Kurt Engfehr grew up next to a steel mill in a working class suburb of Detroit. He decided against a career in the plants when a friend had his finger ripped off by a band saw. Kurt saw the future, and it was TV.
After living and failing all over the country, he settled in New York City where he worked at HBO, MSNBC and National Video Center (among other places)as a staff Avid editor. He edited promos and programs for Lifetime, CBS and ABC; he also created a series of short films featuring Chernobyl, the guitar playing penguin. Kurt was senior editor on Michael Moore's Emmy nominated show "The Awful Truth" (1999).
Kurt then segued from TV to film by working on Bowling for Columbine (2002) for which he won the American Cinema Editors award for best documentary editing. The trophy is proudly displayed on the mantle above the fireplace, right next to the last award he won, a 3rd place Thanksgiving Day Bowling Tournament trophy from 1987.
Not being able to pry himself away from bowling, Kurt was co-producer and editor for the documentary _A League of Ordinary Gentlemen (2004)_, that won the Audience Award at the 2004 SXSW Film Festival. Kurt then decided he didn't need any rest and worked on Michael Moore's film Fahrenheit 9/11 (2004). It turned out ok.
Kurt then worked on Seamless (2005) a movie about NY fashion directed by Doug Keeve, who previously made, Unzipped (1995) which most people found ironic considering just how much Kurt knows about fashion. He followed that up by editing Angelina Jolie's directing debut, the documentary, A Place in Time (2007) which can currently be seen by nobody as it sits in her closet. He was then co-producer and editor on the documentary Trumbo (2007) based on the off-Broadway play about Dalton Trumbo which uses his letters as the basis for telling the story of his being one of the blacklisted writers in Hollywood during the 1950's.

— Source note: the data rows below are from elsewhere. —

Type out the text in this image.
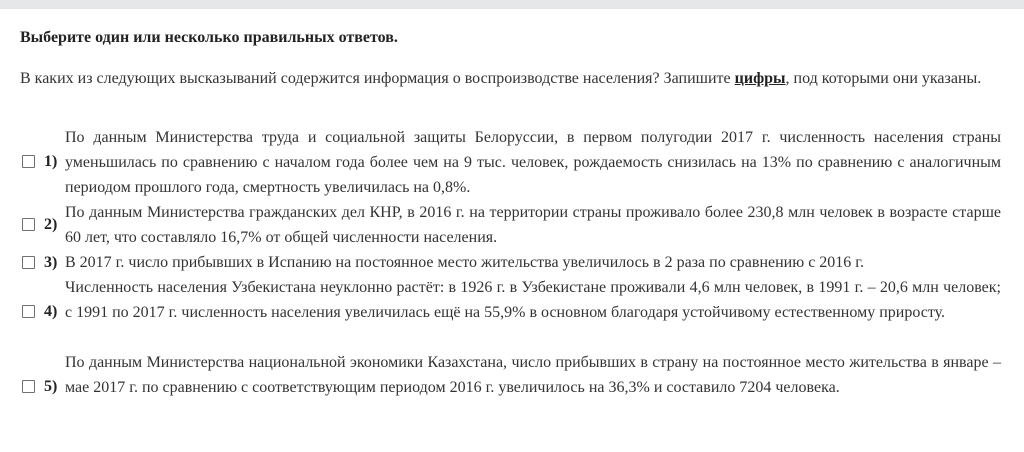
Выберите один или несколько правильных ответов.
В каких из следующих высказываний содержится информация о воспроизводстве населения? Запишите цифры, под которыми они указаны.
1)
По данным Министерства труда и социальной защиты Белоруссии, в первом полугодии 2017 г. численность населения страны уменьшилась по сравнению с началом года более чем на 9 тыс. человек, рождаемость снизилась на 13% по сравнению с аналогичным периодом прошлого года, смертность увеличилась на 0,8%.
2)
По данным Министерства гражданских дел КНР, в 2016 г. на территории страны проживало более 230,8 млн человек в возрасте старше 60 лет, что составляло 16,7% от общей численности населения.
3) В 2017 г. число прибывших в Испанию на постоянное место жительства увеличилось в 2 раза по сравнению с 2016 г.
4)
Численность населения Узбекистана неуклонно растёт: в 1926 г. в Узбекистане проживали 4,6 млн человек, в 1991 г. – 20,6 млн человек; с 1991 по 2017 г. численность населения увеличилась ещё на 55,9% в основном благодаря устойчивому естественному приросту.
5)
По данным Министерства национальной экономики Казахстана, число прибывших в страну на постоянное место жительства в январе – мае 2017 г. по сравнению с соответствующим периодом 2016 г. увеличилось на 36,3% и составило 7204 человека.
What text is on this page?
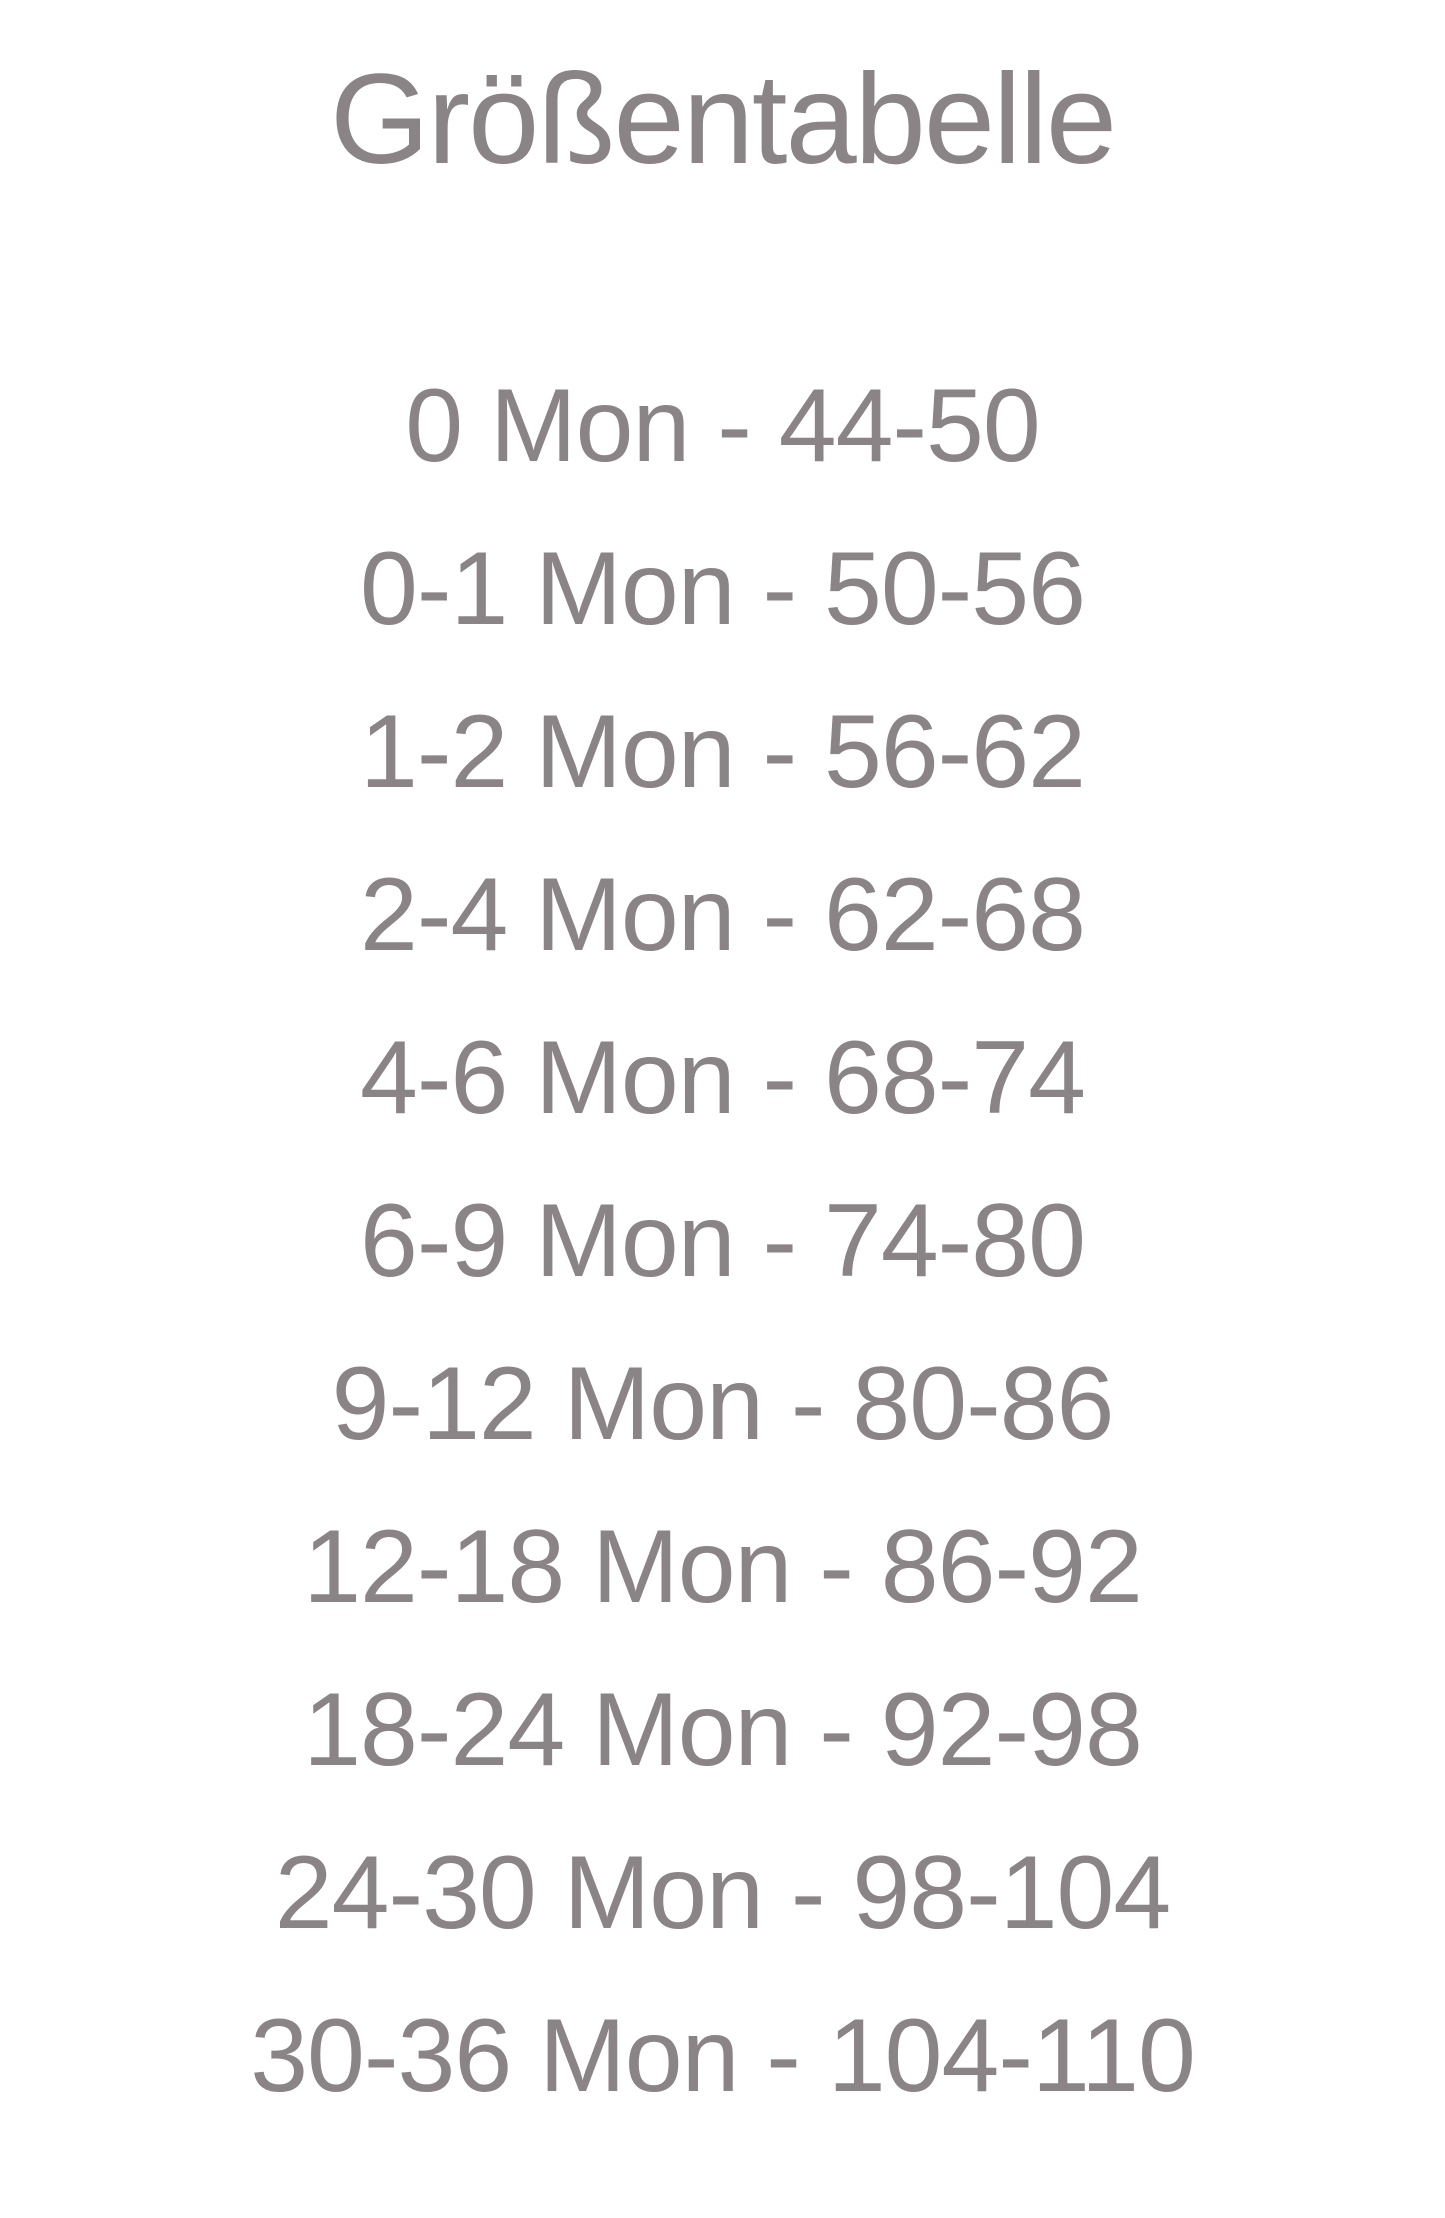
Größentabelle
0 Mon - 44-50
0-1 Mon - 50-56
1-2 Mon - 56-62
2-4 Mon - 62-68
4-6 Mon - 68-74
6-9 Mon - 74-80
9-12 Mon - 80-86
12-18 Mon - 86-92
18-24 Mon - 92-98
24-30 Mon - 98-104
30-36 Mon - 104-110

A string of producing roles followed, starting with Taking Liberties (2007) a UK doc about the erosion of civil liberties under Tony Blair that just had a theatrical run and garnered it's director, Chris Atkins, a BAFTA nomination. He followed that up with a doc about the selling of beauty called America the Beautiful (2007)and Bigger Stronger Faster* (2008)a documentary about steroids, cheating, and excess in America, and which is sure to be a big hit in the Selig and Clemens households. Kurtis also producing a documentary about the band Manic Street Preachers,who Rolling Stone magazine called, the best band you've never heard of.